Pour le Royaume-Uni, la route du départ de l'Union européenne est semée d’embûches. Deux jours après la présentation du plan élaboré par Theresa May, qui souhaite maintenir autant de ponts que possible avec l'Union européenne, le ministre du Brexit a annoncé sa démission, suivi par le très symbolique Boris Johnson.

David Davis, alors ministre du Brexit, le 19 mars 2018 à Bruxelles
David Davis, alors ministre du Brexit, le 19 mars 2018 à Bruxelles © AFP / Emmanuel Dunand

C'est à se demander si le Brexit n'est pas le nouveau monstre du Loch Ness : tout le monde en a entendu parler, mais on attend encore de le voir en chair et en os. Et au premier rang des incrédules, il y a de plus en plus de partisans du Brexit eux-mêmes, qui ont de plus en plus la désagréable impression de se faire avoir.

Car plus le calendrier de sortie avance, plus les responsables pro-Brexit semblent désormais faire partie de l'opposition dans le pays. Dernier exemple en date, David Davis, ministre du Brexit censé mener les négociations avec Bruxelles sur les conditions de ce départ. Deux jours après la présentation du plan de sortie élaboré par la Première ministre Theresa May, il a annoncé dimanche soir son désaccord... Et sa démission. Quelques heures plus tard, c'est le ministre des Affaires étrangères, Boris Johnson, qui remettait sa démission.
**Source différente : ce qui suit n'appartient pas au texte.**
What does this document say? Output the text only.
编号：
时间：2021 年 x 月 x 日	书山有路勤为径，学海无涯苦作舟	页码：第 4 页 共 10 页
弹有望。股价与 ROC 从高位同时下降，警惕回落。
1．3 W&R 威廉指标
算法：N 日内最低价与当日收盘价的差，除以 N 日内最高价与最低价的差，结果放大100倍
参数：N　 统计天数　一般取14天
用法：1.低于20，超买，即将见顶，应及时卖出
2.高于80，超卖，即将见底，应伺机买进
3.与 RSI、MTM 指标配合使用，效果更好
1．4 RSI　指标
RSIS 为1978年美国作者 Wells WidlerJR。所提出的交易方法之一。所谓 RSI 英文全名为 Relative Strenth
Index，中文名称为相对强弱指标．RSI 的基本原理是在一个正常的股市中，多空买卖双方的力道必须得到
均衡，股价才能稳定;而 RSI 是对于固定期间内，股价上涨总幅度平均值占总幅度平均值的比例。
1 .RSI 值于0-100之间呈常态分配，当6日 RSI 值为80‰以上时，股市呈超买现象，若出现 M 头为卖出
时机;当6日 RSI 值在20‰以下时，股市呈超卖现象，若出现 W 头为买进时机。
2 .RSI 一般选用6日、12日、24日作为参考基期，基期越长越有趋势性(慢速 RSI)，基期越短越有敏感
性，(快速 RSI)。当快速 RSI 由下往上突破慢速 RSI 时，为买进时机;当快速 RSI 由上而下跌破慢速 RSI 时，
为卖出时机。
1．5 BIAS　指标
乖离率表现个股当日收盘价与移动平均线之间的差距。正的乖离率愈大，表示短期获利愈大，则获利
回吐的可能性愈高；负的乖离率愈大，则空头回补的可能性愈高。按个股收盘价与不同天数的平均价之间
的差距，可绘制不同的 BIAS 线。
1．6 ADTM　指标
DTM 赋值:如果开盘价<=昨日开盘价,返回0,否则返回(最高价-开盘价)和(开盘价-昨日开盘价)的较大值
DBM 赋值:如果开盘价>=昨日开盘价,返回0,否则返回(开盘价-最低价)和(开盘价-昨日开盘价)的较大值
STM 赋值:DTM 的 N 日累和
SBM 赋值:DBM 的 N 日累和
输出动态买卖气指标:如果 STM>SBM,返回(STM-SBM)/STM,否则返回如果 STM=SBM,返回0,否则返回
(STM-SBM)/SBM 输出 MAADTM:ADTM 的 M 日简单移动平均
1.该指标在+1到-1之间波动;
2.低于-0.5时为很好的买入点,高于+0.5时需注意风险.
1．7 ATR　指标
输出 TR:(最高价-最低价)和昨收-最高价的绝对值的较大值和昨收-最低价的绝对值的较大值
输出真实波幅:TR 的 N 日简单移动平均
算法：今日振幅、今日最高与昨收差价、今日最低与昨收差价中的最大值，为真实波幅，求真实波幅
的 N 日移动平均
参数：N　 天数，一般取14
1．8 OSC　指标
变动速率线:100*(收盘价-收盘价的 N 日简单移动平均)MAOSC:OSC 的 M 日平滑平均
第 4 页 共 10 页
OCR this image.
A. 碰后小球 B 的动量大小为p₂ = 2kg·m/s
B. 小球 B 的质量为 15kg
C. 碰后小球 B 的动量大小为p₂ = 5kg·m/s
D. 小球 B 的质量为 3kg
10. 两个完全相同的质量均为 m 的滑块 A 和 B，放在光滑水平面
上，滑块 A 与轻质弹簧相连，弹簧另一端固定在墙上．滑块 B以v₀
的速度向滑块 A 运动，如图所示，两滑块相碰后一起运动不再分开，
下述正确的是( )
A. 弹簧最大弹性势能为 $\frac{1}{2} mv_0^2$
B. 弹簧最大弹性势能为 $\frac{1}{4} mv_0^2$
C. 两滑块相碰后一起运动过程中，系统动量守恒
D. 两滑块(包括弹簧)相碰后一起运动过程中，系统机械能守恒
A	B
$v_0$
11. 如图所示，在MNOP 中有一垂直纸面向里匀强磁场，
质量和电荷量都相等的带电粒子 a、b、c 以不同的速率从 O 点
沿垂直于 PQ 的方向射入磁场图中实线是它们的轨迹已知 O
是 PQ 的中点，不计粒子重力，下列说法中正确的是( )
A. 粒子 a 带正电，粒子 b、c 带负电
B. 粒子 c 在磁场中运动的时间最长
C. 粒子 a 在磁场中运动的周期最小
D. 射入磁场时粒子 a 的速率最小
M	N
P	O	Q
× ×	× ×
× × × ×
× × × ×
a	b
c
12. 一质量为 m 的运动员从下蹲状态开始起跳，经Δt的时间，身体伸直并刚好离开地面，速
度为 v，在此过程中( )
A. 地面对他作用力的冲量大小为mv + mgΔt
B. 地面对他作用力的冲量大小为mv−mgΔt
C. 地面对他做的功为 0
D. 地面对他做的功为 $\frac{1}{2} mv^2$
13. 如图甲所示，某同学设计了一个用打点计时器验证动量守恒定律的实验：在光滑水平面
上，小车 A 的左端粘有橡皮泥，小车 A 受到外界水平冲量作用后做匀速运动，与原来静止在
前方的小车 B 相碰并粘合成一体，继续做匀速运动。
Les pro-Brexit en minorité

Or dans le monde du Brexit, Davis et Johnson ne sont pas les premiers venus. Avec Liam Fox (ministre du Commerce), ils étaient les "trois Brexiters" au sein d'un cabinet dont de nombreux membres avaient fait campagne pour le maintien dans l'Union européenne. Le départ du premier a été salué par les parlementaires favorables au Brexit, qui estiment que le plan de Theresa May est trop édulcoré.

L'élue conservatrice Andrea Jenkyns évoquait d'ailleurs sur Twitter une possible contre-attaque des "vrais Brexiters", menée par Boris Johnson, qui avait lui-même qualifié le projet de la Première ministre de "bouse". Désormais, les pro-Brexit "durs" n'ont pour ainsi dire plus aucune représentation au gouvernement.

Il faut dire que la position du gouvernement May n'a pas grand-chose à voir avec le départ fracassant que souhaitent certains. Elle prévoit notamment la création d'une "zone de libre échange entre le Royaume-Uni et l'Union européenne", ou un dispositif permettant la libre circulation des britanniques et des citoyens de l'UE entre leurs deux territoires... Des coups de canif qui agacent sérieusement les pro-Brexit, et qui ont poussé David Davis à claquer la porte du gouvernement, estimant que "l'intérêt national nécessite un ministre qui croit avec ferveur à la position [de Theresa May] et pas seulement un conscrit réticent".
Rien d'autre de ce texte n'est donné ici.